Mantendo sua clientela fiel e atraindo novas pessoas ano após ano, o Ocidente celebra uma relação estreita com o público. Fiapo diz que as maiores críticas ao negócio partem dele mesmo. "É sempre bom ver o carinho que as pessoas têm pela casa. As críticas negativas que tenho da casa são as que eu mesmo faço. Como, por exemplo, com todo movimento que a gente teve procurando ser cultural, não termos alcançado a cultura negra. Temos uma falha gigante em relação a isso", pondera.

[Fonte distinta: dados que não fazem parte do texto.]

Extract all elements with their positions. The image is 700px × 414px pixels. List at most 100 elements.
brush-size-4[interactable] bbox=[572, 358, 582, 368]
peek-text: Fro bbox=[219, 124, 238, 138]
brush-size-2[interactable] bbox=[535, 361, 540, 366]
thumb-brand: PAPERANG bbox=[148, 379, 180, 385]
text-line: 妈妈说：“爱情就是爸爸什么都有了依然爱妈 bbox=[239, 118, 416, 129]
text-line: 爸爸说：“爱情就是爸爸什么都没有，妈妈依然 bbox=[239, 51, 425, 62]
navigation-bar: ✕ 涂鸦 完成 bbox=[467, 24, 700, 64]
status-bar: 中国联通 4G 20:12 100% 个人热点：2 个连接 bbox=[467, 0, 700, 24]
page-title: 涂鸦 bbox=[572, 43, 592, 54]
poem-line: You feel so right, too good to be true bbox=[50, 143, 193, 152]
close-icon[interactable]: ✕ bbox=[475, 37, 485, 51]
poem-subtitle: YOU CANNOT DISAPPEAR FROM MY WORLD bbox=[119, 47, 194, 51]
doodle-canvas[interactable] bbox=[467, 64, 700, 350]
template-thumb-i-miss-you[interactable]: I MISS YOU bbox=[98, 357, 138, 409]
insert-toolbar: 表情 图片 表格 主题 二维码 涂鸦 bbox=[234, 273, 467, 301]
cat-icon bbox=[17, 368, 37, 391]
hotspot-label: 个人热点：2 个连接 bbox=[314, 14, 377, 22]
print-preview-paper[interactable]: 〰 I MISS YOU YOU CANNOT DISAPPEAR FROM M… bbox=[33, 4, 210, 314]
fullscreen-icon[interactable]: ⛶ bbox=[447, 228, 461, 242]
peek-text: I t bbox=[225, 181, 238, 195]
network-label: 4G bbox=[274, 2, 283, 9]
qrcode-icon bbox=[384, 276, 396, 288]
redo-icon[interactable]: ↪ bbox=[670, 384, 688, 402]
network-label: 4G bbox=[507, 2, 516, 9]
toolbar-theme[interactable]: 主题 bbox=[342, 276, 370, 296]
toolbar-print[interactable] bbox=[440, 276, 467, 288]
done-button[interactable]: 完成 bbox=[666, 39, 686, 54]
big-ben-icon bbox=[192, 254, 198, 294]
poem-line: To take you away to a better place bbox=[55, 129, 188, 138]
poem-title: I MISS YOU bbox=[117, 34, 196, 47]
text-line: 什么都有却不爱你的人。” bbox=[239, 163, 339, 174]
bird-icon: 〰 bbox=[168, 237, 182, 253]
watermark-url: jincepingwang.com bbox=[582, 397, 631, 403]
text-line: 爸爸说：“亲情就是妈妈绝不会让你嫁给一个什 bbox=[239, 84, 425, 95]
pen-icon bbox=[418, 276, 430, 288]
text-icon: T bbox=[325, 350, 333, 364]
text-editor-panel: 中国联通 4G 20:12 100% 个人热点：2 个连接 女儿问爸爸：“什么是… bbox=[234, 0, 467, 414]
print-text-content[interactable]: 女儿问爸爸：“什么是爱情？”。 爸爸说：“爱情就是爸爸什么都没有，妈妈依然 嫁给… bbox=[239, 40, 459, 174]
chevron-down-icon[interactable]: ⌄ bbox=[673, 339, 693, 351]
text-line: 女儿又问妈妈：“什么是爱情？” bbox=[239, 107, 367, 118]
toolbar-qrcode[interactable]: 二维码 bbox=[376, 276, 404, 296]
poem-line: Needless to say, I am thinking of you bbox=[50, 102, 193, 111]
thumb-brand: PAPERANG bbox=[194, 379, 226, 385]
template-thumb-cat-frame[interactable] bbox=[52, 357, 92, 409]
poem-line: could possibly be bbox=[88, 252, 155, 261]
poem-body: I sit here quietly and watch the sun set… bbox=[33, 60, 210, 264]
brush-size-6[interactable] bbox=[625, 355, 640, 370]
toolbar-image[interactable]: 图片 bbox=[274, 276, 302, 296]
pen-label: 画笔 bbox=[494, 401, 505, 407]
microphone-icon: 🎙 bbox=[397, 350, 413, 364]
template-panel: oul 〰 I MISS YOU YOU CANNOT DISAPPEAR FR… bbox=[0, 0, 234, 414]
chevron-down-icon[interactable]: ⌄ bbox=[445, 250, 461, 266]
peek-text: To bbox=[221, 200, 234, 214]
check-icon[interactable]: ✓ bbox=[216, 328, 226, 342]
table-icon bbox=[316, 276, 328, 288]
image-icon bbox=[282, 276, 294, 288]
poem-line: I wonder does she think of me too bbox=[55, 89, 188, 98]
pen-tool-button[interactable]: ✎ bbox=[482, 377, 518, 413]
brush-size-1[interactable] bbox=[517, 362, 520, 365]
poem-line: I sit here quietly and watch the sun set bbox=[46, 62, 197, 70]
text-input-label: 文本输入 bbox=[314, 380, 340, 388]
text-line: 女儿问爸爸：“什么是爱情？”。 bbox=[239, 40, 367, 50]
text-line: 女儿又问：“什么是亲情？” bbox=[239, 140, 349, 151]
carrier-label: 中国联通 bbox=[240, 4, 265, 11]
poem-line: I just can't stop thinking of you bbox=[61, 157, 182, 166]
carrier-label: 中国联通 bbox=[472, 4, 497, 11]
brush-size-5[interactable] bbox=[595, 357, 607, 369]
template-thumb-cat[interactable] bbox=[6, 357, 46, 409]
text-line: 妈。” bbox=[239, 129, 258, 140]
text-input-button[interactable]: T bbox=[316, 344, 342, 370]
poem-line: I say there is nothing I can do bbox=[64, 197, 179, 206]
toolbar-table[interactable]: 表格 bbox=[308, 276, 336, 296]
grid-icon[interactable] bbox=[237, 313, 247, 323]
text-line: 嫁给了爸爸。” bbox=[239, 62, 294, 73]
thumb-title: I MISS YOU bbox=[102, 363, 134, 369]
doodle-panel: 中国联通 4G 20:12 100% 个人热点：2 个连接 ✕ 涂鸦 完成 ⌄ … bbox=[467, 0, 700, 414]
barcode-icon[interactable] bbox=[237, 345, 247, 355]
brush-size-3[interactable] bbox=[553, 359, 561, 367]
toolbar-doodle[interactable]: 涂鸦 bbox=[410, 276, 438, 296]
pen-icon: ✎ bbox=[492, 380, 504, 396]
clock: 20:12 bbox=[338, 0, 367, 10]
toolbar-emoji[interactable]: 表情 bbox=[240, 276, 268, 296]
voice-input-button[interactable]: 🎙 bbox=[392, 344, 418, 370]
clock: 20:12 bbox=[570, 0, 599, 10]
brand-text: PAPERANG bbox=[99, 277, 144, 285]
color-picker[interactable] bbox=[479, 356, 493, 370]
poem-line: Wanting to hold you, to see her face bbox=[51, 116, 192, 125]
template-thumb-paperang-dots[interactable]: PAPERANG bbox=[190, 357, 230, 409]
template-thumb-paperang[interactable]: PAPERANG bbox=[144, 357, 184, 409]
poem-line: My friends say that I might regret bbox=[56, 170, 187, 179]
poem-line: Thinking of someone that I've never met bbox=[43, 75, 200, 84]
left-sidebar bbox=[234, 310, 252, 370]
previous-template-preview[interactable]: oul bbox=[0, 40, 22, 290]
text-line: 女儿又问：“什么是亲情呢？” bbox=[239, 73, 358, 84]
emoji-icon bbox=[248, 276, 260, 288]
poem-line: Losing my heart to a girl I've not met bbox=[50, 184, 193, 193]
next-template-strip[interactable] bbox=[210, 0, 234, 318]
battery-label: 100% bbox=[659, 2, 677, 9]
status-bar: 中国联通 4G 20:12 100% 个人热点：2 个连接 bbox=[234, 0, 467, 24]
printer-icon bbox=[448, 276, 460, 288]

Para o próximo ano, o objetivo do negócio é, além da abertura do espaço na parte de baixo, celebrar os 150 anos da casa em que está alocado. Comprar o imóvel, aliás, revela Fiapo, é a grande meta do negócio. Apesar dos planos para o futuro, é preciso olhar para a trajetória trilhada até aqui. Comemorar 42 anos de funcionamento, com uma constante renovação de público, é um marco para poucos negócios. Para Fiapo, o segredo está na identificação. "Tem que ter um amor pela coisa que tu fizeste. Eu fiz e não vou deixar desmanchar, não vou sair pela porta dos fundos. No momento que começa a ter funcionários durante muito tempo, tem uma responsabilidade muito grande. Não dá para dizer assim: não quero mais", afirma.